Framing the national debate

Publius has some commentary on the mindless idiots who frame our national debate:

I’m not exactly shocked that the GOP has decided to run on the war this fall. But it’s still pretty amazing when you stop and think about it. Despite full knowledge that the original justifications of the war have been discredited, and despite the criminally negligent failures in execution, they’ve decided to close ranks and run on it. It’s mind-boggling. But what really boggles my mind is not so much the strategy itself, but the emerging media and punditocracy narrative surrounding the strategy. Once again, we’re hearing that the GOP is strong and united, while the Democrats are on the verge of blowing it. The swooning for Rove’s new strategy is in full bloom.

And it’s insane.

I don’t spend all that much time here doing media criticism (as compared to say Atrios or Peter Daou). But the emerging reaction to Rove’s “run on Iraq” strategy makes me more sympathetic to the view that the entire establishment should be razed — salt in their fields, the whole nine. In any sane world, it is Republicans who would be getting relentlessly hammered for such a cynical and immoral strategy. But no — it is Democrats who are on the defensive in the media/pundit narrative.
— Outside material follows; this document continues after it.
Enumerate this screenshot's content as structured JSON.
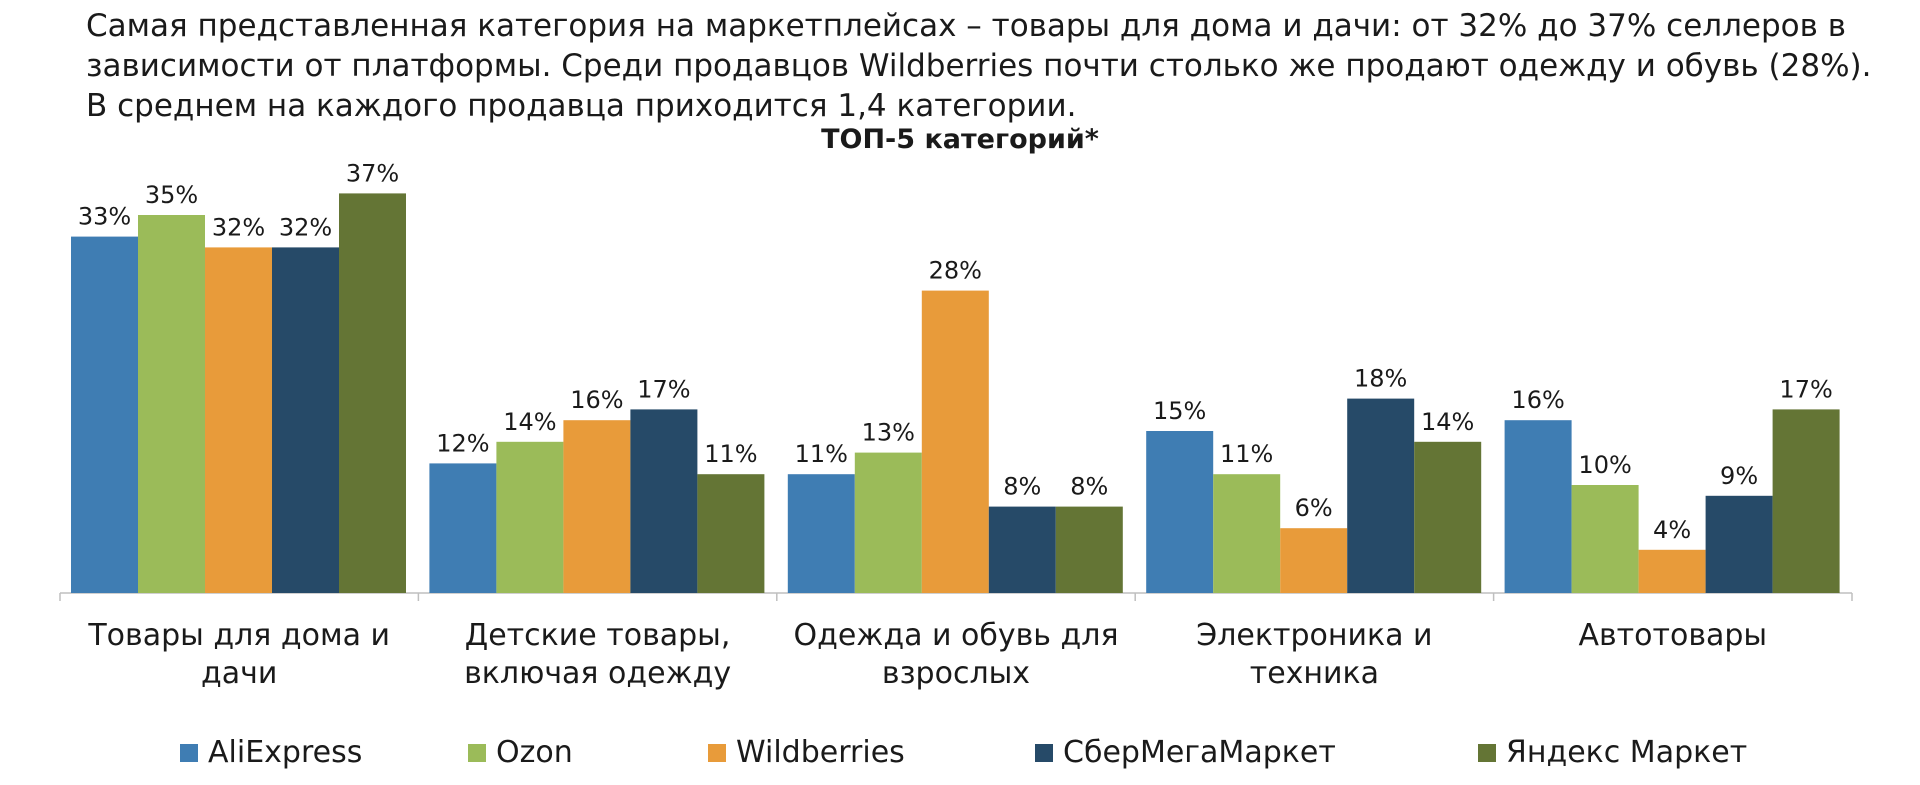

And that points to a bigger problem, which is that the “center” of acceptable debate in this country is so horribly skewed on Iraq that nothing short of a full paradigm shift of perception can fix it.

…The fact that the GOP isn’t getting chased out of town and harassed endlessly by adopting this policy shows just how skewed everyone’s center of gravity is. There really needs to be a seismic shift in how these things are perceived.

And as for Democrats, I agree with the Marshall/Begala advice. Turn the tables. Stay on offense. Force the Republicans to answer why they’re continuing to mindlessly support a failing policy that’s getting people killed. The Democrats shouldn’t be afraid of engaging this offensively. For once — just once — let’s have this debate. Let’s make the election about this. Let the message for November be this — “If you want our Iraq policy to stay the same, vote Republican. If you want to change it, vote Democrat.” If we lose, we lose. But we can at least say we tried — for once.

Read the whole thing.

Frankly, as I flipped last evening between the idiots on Hardball discussing how silly the Democrats are to even talk about the war, to Wolf Blitzer on CNN oozing about how great Bush is to have captured the dangerous terrorists in Florida (a bunch of kids trying to play dress-up jihadists), to finance expert Ann Coulter on CNBC's Kudlow & Co. discussing the outlook for stocks and the Democratic Party (the first is rosey, the other gloomy), I felt like I was going to lose my dinner. And, I hadn't even eaten yet!